Bedside Advocacy: A Need We are Glad to Meet

Worldwide, medical care facilities can be a grave endangerment to the unsuspecting sick and injured individuals seeking help. The World Health Organization (WHO) estimates that one in ten hospital admissions leads to an adverse health event, and one in 300 leads to death. WHO lists medical errors in India as one of the top 10 killers in the world. We have witnessed the statistics in the city and rural areas ranging from misdiagnosis to physical mutilations. Despite India's progress in the medical field, it is in dire need for caring and competent patient advocates to prevent this unnecessary loss of life.

Nick Moore, a healthcare student of GOD International, is currently serving as an advocate in one of the poorest slums in Delhi. His compassionate care for an orphan named Bura is just a glimpse of the powerful role that we are playing in saving lives from such avoidable medical errors.

Although my experience in India and its health care system is limited to 2 months time, in that time I have been able to work in several different healthcare facilities, from clinics to hospitals, from the heart of Delhi to the rural villages. I have been in the overcrowded halls of government hospitals, and the vacant corridors of private ones. I have worked in the clinic where one doctor tries to keep his head above the overwhelming waves of need, and in the unused health center where there is no doctor at all.

Since being in India I have had some amazing experiences. Perhaps the most memorable of my trip so far has been advocating and offering bedside care for a young boy named Bura. He’s a 12 year old boy who was orphaned and became a ward of the state, and about 3 months ago he was given over to the care of an orphanage administrated by some friends. Bura is also deaf, and completely blind in one eye. About a month ago he was injured in his other eye and sustained a retinal detachment, losing his one connection to the world.
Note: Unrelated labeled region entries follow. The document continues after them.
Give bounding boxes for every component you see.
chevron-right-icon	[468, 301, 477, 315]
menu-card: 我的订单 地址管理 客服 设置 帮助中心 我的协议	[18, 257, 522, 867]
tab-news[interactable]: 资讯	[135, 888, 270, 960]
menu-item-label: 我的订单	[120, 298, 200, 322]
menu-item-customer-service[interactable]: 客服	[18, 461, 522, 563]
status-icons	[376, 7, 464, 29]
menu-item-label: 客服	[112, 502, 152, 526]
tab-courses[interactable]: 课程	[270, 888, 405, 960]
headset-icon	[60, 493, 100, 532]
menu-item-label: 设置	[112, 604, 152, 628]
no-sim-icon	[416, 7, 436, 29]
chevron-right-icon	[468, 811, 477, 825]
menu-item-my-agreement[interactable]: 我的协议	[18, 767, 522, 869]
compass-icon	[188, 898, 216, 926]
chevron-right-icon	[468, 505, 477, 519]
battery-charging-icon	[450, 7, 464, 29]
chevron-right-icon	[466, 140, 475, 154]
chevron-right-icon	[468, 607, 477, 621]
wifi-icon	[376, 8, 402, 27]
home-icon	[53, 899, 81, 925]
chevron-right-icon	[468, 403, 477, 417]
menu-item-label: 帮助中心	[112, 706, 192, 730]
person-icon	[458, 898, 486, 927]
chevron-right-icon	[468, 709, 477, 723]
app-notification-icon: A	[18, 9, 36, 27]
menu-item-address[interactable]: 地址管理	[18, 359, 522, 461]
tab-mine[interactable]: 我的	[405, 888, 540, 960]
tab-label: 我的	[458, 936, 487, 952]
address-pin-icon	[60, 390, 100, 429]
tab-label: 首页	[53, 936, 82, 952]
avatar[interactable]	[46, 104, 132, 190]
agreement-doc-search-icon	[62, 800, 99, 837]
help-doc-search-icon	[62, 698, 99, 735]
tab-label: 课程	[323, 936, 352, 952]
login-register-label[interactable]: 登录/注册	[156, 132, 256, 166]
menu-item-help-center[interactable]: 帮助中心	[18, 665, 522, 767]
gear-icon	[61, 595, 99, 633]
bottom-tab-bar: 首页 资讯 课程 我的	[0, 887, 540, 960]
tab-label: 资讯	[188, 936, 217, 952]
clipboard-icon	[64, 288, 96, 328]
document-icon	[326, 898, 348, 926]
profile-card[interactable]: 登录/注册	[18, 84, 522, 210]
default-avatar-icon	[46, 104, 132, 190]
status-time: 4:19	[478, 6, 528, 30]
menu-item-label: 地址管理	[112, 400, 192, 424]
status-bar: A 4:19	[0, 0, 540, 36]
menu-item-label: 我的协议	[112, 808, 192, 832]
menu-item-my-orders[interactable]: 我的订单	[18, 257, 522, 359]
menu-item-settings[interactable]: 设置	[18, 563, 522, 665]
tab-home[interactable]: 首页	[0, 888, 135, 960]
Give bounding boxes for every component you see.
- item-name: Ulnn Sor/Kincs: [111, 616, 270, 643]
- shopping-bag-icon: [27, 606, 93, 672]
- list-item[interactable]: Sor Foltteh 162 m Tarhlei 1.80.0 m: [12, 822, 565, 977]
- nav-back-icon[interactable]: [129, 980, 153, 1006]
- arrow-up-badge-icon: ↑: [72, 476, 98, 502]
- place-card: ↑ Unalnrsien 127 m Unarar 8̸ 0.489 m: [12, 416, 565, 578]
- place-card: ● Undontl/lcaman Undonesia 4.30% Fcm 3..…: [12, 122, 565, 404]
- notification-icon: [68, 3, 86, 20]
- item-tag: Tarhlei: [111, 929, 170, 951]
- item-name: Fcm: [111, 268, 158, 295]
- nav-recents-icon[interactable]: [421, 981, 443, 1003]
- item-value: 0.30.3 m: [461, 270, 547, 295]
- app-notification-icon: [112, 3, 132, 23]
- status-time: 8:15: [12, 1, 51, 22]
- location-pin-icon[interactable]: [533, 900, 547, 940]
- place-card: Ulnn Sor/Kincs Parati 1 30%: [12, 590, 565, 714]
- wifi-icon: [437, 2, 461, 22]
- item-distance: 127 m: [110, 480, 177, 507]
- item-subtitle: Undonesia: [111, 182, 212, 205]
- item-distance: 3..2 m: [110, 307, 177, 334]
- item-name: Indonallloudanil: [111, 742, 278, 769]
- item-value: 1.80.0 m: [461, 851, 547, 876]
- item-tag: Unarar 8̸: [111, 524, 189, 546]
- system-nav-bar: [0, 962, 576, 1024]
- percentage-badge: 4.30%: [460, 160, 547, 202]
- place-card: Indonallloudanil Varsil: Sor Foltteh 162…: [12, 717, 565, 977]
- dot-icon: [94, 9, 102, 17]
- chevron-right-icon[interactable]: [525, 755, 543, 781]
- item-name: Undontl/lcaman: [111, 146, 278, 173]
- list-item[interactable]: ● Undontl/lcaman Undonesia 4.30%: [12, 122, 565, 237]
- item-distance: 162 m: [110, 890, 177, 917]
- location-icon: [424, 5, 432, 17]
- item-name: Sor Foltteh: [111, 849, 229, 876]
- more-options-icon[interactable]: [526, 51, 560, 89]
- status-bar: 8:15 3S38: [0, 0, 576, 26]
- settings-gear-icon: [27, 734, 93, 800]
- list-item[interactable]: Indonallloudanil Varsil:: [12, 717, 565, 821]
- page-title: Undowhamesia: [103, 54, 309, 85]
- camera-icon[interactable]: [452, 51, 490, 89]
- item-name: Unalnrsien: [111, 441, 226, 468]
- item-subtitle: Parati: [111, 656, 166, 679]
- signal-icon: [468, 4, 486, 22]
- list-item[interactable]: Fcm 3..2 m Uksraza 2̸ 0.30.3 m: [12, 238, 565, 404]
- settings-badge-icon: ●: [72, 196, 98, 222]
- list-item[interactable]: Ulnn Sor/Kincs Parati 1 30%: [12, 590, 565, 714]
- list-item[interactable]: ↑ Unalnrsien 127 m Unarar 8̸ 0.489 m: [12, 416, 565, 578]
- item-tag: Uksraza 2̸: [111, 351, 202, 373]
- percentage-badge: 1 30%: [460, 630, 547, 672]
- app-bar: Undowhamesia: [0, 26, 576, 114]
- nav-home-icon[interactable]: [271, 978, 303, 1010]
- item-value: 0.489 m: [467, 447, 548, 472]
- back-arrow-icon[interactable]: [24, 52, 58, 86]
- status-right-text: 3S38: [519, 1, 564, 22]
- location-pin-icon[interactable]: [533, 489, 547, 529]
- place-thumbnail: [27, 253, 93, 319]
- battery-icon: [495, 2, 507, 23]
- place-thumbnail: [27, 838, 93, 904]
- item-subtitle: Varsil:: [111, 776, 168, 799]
Bura’s caretakers, the owners of the orphanage, prayed that God would help his situation. The hospital offered their services free of charge, which they understood to be a gift from God! But, with an orphanage already full, they were worried because no staff could be spared to stay with Bura in the hospital after the procedure. When I became aware of the situation through visiting the orphanage, I was more than willing to offer myself and provide this service for him. I befriended him prior to the surgery through frequent visits, then I was able to stay with him after the surgery when he was in pain, confused, and frightened. Without sight or hearing, communication was reserved almost completely to touch, so I held his hand and comforted him. I helped him to the bathroom, I fed him and made sure he was getting his medicine. Even in one of the nicest hospitals I have ever been in, it was challenging to procure these most basic needs.

Since Bura’s operation I have visited him multiple times. His vision has almost fully recovered and he is even running around. I sat with him as he drew me pictures with a grin from ear-to-ear. Staying with Bura in the hospital has taught me more about the need for patient care and advocacy than any program or course ever could. I may not have done the surgery, but I cared for Bura in his time of need, and I believe that this is of great worth in the Kingdom of God.

I think that this is the greatest need regarding healthcare in India: conscious individuals who practice compassion while caring for others, especially in pre or post-surgical care. The people of India need advocates who understand that human beings (all of them) are the temple of God, and they deserve to be cared for as such. In order for such a temple to be filled with the spirit of God (the goal), they need to first experience healing, both physically and psychologically. Performing surgery might fix the physical issue, but providing patients with consistent caretakers who are capable of advocating and ensuring their needs are met can bring even greater health--allowing them to place trust in another human being, and believing that they themselves are worthy of such quality care. I am happy to play this role for those, like Bura, who are without a caretaker. But I know Bura isn't the only one in need. I also know that I am not the only one who can do this job.